La question surprend Améthyste.

- Quelques décennies j’imagine ?

- Plus d’un siècle, Améthyste. Davantage encore, si l’on en croit les historiens. 1905, première greffe de cornée par le docteur Edouardam Zéphyr, sur un enfant aveugle. Une réussite. 1906, Mathieurysie Taboulé réalise la première greffe de rein sur une humaine, ici même, à Bourg-Léon. Un échec, mais qui ouvre la voie et nous en apprend beaucoup sur les rejets. A partir du Chaos, les essais se multiplient. 1942, en un an plus d'une cinquantaine de greffes de reins, des échecs encore mais chacun d'entre eux tient plus longtemps que le précédent. Dans la foulée, nous expérimentons. Des greffes de têtes de chiens, elles survivent plusieurs semaines. 1944, c’est la première greffe de rein réussie, sur des jumeaux. A partir de là tout s’accélère : foie, cœur, poumons, moelle épinière. Vous sauriez cela si vous aviez étudié à l’Académie ou simplement l'histoire de Bourg-Léon.

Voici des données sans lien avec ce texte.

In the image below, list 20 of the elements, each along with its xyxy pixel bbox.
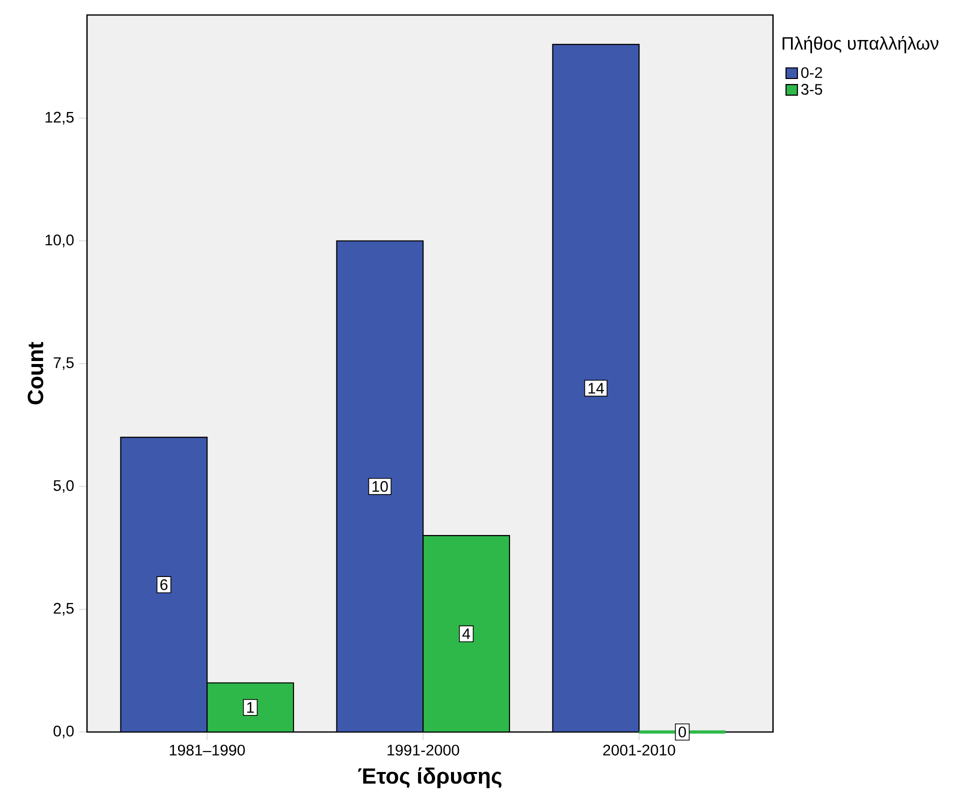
- y-tick-label: 12,5: [46, 112, 74, 124]
- data-label: 14: [588, 382, 604, 394]
- data-label: 6: [160, 579, 168, 590]
- y-tick-label: 10,0: [46, 234, 74, 248]
- data-label: 0: [678, 726, 686, 738]
- x-tick-label: 2001-2010: [603, 744, 676, 756]
- data-label: 10: [372, 481, 388, 492]
- y-tick-label: 7,5: [54, 357, 74, 370]
- x-axis-title: Έτος ίδρυσης: [358, 767, 502, 788]
- legend-title: Πλήθος υπαλλήλων: [782, 36, 938, 54]
- y-axis-title: Count: [28, 342, 44, 404]
- data-label: 4: [462, 628, 470, 640]
- data-label: 1: [247, 702, 254, 713]
- y-tick-label: 2,5: [54, 602, 74, 616]
- legend-label: 3-5: [801, 84, 822, 95]
- y-tick-label: 0,0: [54, 726, 74, 738]
- legend-label: 0-2: [801, 67, 822, 78]
- x-tick-label: 1991-2000: [388, 744, 460, 756]
- y-tick-label: 5,0: [54, 480, 74, 493]
- x-tick-label: 1981–1990: [170, 744, 245, 756]
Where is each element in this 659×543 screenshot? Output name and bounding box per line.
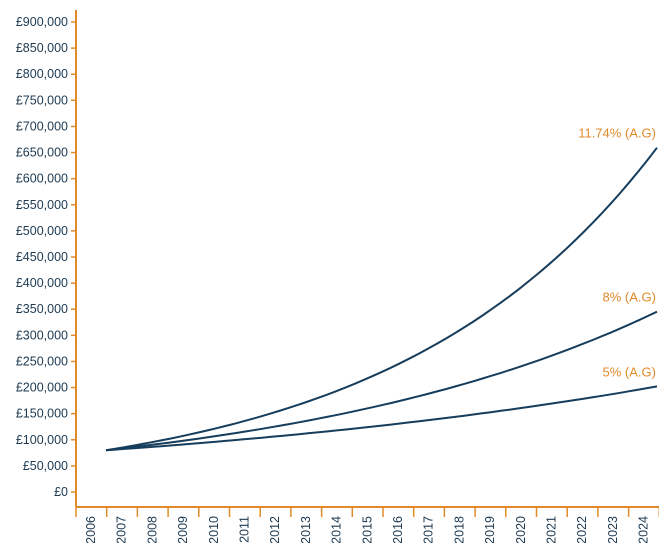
y-tick-label: £600,000 xyxy=(16,172,68,186)
x-tick-label: 2022 xyxy=(575,516,589,543)
series-label-1: 8% (A.G) xyxy=(603,290,656,305)
series-labels: 11.74% (A.G) 8% (A.G) 5% (A.G) xyxy=(578,126,656,380)
series-line-2 xyxy=(105,385,658,452)
x-tick-label: 2011 xyxy=(238,516,252,543)
x-axis-ticks: 2006 2007 2008 2009 2010 2011 2012 2013 2014 2015… xyxy=(75,507,659,543)
x-tick-label: 2015 xyxy=(360,516,374,543)
series-line-1 xyxy=(105,310,658,452)
x-tick-label: 2018 xyxy=(452,516,466,543)
x-tick-label: 2019 xyxy=(483,516,497,543)
x-tick-label: 2020 xyxy=(514,516,528,543)
y-tick-label: £550,000 xyxy=(16,198,68,212)
x-tick-label: 2021 xyxy=(545,516,559,543)
y-tick-label: £800,000 xyxy=(16,67,68,81)
y-tick-label: £0 xyxy=(54,485,68,499)
y-tick-label: £850,000 xyxy=(16,41,68,55)
x-tick-label: 2017 xyxy=(422,516,436,543)
x-tick-label: 2013 xyxy=(299,516,313,543)
y-tick-label: £400,000 xyxy=(16,276,68,290)
y-tick-label: £450,000 xyxy=(16,250,68,264)
x-tick-label: 2009 xyxy=(176,516,190,543)
y-tick-label: £200,000 xyxy=(16,381,68,395)
y-tick-label: £700,000 xyxy=(16,119,68,133)
series-label-2: 5% (A.G) xyxy=(603,364,656,379)
series-label-0: 11.74% (A.G) xyxy=(578,126,656,141)
x-tick-label: 2006 xyxy=(84,516,98,543)
x-tick-label: 2008 xyxy=(145,516,159,543)
y-tick-label: £100,000 xyxy=(16,433,68,447)
x-tick-label: 2007 xyxy=(115,516,129,543)
y-tick-label: £300,000 xyxy=(16,328,68,342)
y-tick-label: £900,000 xyxy=(16,15,68,29)
y-tick-label: £50,000 xyxy=(23,459,68,473)
series-line-0 xyxy=(105,147,658,452)
y-tick-label: £150,000 xyxy=(16,407,68,421)
x-tick-label: 2010 xyxy=(207,516,221,543)
y-tick-label: £350,000 xyxy=(16,302,68,316)
y-tick-label: £750,000 xyxy=(16,93,68,107)
series-lines xyxy=(105,147,658,452)
x-tick-label: 2012 xyxy=(268,516,282,543)
x-tick-label: 2014 xyxy=(330,516,344,543)
x-tick-label: 2024 xyxy=(637,516,651,543)
x-tick-label: 2016 xyxy=(391,516,405,543)
x-tick-label: 2023 xyxy=(606,516,620,543)
y-tick-label: £650,000 xyxy=(16,146,68,160)
y-tick-label: £250,000 xyxy=(16,354,68,368)
y-tick-label: £500,000 xyxy=(16,224,68,238)
y-axis-ticks: £0 £50,000 £100,000 £150,000 £200,000 £250,00… xyxy=(16,15,76,499)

Améthyste fait mine de s’intéresser mais ne parvient pas à ravaler un bâillement.

- Je ne suis pas une de vos élèves, Philippe, cela ne répond pas vraiment à ma question…

- Aujourd’hui nous sommes capables de greffer presque tous les organes, sauf un : le cerveau. Imaginez, déplacer votre esprit dans un autre corps, plus jeune, plus vigoureux, reprendre une vie depuis le début.

- Mon corps est déjà jeune et vigoureux. C’est pour ça que vous vous êtes cloné, Philippe ? Pour avoir un corps dans lequel transplanter votre cerveau ?

- Le rejet est imputable à l’incompatibilité des corps. Dans la plupart des cas, ce n’est pas un drame, il suffit de procéder à une autre greffe, Carnavale ne manque pas d’organes à transplanter. Mais dans le cas du cerveau, il n’y a pas le droit à l’erreur, ce n’est pas un organe étranger qu’on se greffe, c’est nous, l’organe étranger. En cas de rejet, c’est la mort assuré.

- Alors vous vous êtes dit que si vous disposiez d’un corps exactement similaire au votre, le risque de rejet serait moins grand, c’est cela ?

- Oui. Voici le cadeau de Blaise Dalyoha à l’humanité : la vie éternelle. S’affranchir des limites de la chair, changer de véhicule autant de fois que nécessaire.

Améthyste a une moue boudeuse.

- Moi qui pensais que vous vouliez un fils à votre image pour reprendre votre héritage… en fait vous l’élevez dans le but de lui voler son corps. Est-il seulement informé de vos plans ?

Philippe Géminéon se tourne pour lui jeter un regard en biais.

- Vous me faites une leçon de morale ?

Améthyste rit.

- Pas du tout ! Faites-moi signe quand vous aurez fait le changement. Ce nouveau corps… il n’est pas mal du tout, et avec votre esprit, Philippe, vous n’êtes pas loin de créer un homme parfait.

Elle lui adresse un clin d’œil avant de prendre la route des jardins.